Beijing’s claims to a vast swathe of the South China Sea are invalid, an international tribunal ruled yesterday, dealing a devastating diplomatic blow to its ambitions in one of the world’s most important flashpoints.
China, which boycotted the proceedings at the Permanent Court of Arbitration (PCA) in The Hague, rejected the ruling, calling it “null and void”. But analysts said it was a “huge win” for the Philippines, which brought the case.
The resource-rich, strategically vital waters of the South China Sea are disputed between the Asian giant — which claims almost all of them on the basis of a “nine-dash line” that first appeared on Chinese maps in the 1940s — and several other countries including the Philippines.
The row has embroiled the United States, which has deployed aircraft carriers and a host of other vessels to assert freedom of navigation in waters through which one-third of the global oil trade passes.
China says that its fishermen have visited the area for centuries, but the PCA tribunal said that under the UN Convention on the Law of the Sea (Unclos), Beijing had not had exclusive control of it.
Any historic rights were “extinguished” when it signed up to Unclos, it said, and there was “no legal basis for China to claim historic rights to resources within the sea areas falling within the ‘nine-dash line’,” it said.
Crucially, it ruled that none of the Spratlys, a chain of outcrops in the south of the sea, were “islands” under the meaning of Unclos, meaning that whoever had sovereignty over them — an issue it did not address — they were not entitled to 200-nautical-mile exclusive economic zones (EEZs) of their own.
Some sea areas were therefore definitely in the Philippines’ EEZ, it said, as they were “not overlapped by any possible entitlement of China”. 
China had violated the Philippines’ sovereign rights in its EEZ and the artificial islands Beijing has been furiously building in recent years — reshaping facts in the water in an effort to bolster its claim — have inflicted severe environmental damage, it added. The damning decision was “as unfavourable to China as it can be”, said Yanmei Xie, China analyst for the International Crisis Group.
The award by the five-member panel — chaired by a Ghanaian — “overwhelmingly favours the Philippines — a huge win,” said  M Taylor Fravel of MIT.
Manila welcomed the decision but Beijing reacted furiously, saying it “neither accepts nor recognises” the ruling.
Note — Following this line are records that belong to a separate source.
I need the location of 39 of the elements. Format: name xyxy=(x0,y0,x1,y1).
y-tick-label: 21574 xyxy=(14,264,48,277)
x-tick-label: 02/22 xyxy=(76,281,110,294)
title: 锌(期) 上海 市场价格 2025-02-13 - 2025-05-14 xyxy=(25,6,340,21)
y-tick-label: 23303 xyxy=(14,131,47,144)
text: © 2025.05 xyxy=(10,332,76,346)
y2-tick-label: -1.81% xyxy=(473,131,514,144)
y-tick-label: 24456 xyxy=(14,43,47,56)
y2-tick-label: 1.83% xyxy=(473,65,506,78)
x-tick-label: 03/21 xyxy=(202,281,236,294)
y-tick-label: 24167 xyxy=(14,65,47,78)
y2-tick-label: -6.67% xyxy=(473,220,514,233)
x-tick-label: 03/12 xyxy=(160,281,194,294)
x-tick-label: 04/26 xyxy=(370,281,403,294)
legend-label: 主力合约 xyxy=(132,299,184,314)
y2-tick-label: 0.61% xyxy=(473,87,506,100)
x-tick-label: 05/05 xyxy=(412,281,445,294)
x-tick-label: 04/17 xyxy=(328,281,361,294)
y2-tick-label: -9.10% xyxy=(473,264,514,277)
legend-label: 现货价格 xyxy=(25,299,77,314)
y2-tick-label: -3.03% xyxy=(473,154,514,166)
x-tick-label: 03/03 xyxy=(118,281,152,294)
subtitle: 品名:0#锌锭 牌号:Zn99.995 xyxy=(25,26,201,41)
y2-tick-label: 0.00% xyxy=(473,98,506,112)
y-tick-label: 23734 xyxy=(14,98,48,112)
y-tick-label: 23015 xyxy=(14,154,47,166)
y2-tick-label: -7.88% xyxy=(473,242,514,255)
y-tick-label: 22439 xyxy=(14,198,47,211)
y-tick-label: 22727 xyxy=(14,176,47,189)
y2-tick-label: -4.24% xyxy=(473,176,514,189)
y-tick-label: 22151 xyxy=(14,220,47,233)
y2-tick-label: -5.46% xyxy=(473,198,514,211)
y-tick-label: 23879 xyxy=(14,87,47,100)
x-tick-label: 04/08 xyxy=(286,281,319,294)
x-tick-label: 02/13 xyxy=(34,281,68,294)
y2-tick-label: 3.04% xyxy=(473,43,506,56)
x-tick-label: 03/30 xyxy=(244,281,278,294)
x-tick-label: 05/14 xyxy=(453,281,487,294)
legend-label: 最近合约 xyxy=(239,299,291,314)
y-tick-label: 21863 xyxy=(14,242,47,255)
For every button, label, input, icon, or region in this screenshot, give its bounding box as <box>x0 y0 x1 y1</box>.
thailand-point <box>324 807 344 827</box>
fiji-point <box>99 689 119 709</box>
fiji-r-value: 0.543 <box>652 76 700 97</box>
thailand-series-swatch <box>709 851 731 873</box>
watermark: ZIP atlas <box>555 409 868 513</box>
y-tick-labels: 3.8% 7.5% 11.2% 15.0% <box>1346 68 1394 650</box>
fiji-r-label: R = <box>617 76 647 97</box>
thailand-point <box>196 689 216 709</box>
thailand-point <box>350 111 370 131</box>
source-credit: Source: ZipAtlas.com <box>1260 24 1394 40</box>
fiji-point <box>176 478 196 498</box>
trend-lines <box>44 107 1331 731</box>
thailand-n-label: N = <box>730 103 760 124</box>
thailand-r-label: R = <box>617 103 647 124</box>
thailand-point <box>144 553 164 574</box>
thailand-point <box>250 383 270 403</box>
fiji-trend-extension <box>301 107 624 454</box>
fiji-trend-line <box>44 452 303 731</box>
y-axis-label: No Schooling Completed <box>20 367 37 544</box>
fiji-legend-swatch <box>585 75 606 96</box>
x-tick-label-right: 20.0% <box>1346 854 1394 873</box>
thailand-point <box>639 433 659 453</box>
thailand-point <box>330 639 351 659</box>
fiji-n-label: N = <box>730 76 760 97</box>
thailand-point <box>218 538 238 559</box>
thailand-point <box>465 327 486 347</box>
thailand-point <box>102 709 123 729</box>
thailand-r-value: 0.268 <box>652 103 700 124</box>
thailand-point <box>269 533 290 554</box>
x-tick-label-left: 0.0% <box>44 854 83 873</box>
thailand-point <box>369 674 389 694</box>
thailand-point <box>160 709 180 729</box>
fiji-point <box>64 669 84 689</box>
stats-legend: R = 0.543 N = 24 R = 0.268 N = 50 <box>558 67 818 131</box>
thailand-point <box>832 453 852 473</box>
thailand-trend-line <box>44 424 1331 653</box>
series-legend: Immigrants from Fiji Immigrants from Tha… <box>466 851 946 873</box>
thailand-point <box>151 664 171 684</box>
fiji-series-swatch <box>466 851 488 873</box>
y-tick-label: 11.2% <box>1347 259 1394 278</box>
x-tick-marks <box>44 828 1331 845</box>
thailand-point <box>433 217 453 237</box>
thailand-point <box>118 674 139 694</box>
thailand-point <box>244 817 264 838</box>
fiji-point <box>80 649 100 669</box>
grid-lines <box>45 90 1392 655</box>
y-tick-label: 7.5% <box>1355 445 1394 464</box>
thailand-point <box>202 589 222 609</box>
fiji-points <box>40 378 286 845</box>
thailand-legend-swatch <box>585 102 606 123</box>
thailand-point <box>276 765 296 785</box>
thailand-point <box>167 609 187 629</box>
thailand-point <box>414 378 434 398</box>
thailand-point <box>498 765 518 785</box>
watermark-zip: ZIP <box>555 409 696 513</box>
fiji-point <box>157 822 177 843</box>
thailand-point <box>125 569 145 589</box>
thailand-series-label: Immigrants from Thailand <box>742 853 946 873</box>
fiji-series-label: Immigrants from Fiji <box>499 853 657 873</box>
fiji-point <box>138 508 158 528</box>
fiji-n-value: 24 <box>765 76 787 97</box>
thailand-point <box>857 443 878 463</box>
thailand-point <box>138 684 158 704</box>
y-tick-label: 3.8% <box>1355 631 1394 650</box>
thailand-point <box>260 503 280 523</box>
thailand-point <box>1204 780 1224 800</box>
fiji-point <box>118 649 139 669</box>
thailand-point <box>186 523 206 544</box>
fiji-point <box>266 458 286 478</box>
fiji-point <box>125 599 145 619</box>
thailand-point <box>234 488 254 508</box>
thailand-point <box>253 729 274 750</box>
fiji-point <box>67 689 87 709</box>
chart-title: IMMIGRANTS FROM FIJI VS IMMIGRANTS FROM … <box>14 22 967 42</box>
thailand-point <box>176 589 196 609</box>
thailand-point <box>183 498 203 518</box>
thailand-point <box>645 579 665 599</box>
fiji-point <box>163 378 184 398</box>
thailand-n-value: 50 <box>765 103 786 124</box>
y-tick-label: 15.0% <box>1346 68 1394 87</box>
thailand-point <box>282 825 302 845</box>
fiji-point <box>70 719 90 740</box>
“The award is null and void and has no binding force,” China’s foreign ministry said on its website, reiterating its territorial claims.
The official news agency Xinhua cited President Xi Jinping as saying the islands have been Chinese territory since ancient times, and Beijing will not accept any action based on the decision.
China has consistently said the tribunal does not have jurisdiction on the issue — declaring the support of multiple countries for its stance, many of them poor but with significant trading relationships with it — and Xinhua reported the ruling under the headline: “Law-abusing tribunal issues ill-founded award”. 
In Washington, the State Department said the ruling was an “important contribution” to resolving regional disputes and should be seen as “final and legally binding”.
China is a permanent member of the UN Security Council and has been seeking a greater role on the global diplomatic stage, and will not want to be seen as a violator of international law.
But how the decision could be enforced remains open to question.
Richard Heydarian, a political analyst at De La Salle University in Manila, said: “China has been branded as an outlaw in unequivocal terms. US, Japan and other major powers should now focus on enforcing this binding verdict if China fails to comply.”
In the short term, the decision was likely to escalate the “war of words” but would not immediately change the geopolitical dynamics in the sea, said Xie of the International Crisis Group.
“We’re going to see a continuation of the chest thumping we’ve seen, especially from the China side.”
Beijing has held naval drills between the Paracels and the southern Chinese island of Hainan in recent days, while US Pacific Command said on Twitter that the aircraft carrier USS Ronald Reagan had launched flight operations to support “security, stability” in the South China Sea.
Bonnie Glaser of the Centre for Strategic and International Studies said: “I expect a very tough reaction from China since it has lost on almost every point.”
China could choose to withdraw from Unclos, or begin building on Scarborough Shoal, which it seized from the Philippines in 2012 — which Washington would view as a provocation.
Beijing could also declare an air defence identification zone over the South China Sea, claiming the right to interrogate aircraft passing through the airspace, or try to remove a ship grounded by Manila on Second Thomas Shoal for use as a base.
Xu Tiebing, international relations professor at Communication University of China, said that Chinese would see the PCA decision as evidence of international opposition to their country.
“These international organisations were not absolutely neutral, and in fact they are still subject to the manipulation and influence of big powers,” he said.
The Philippines, which had lodged the suit in 2013, welcomed the “milestone decision”, and foreign secretary Perfecto Yasay said: “We call on all those concerned to exercise restraint and sobriety.”




Activists who travelled to disputed Scarborough Shoal and were blocked by Chinese coastguard a few months ago, react after a ruling on the disputed South China Sea by an arbitration court in Hague in favour of Philippines, at a restaurant in Manila yesterday.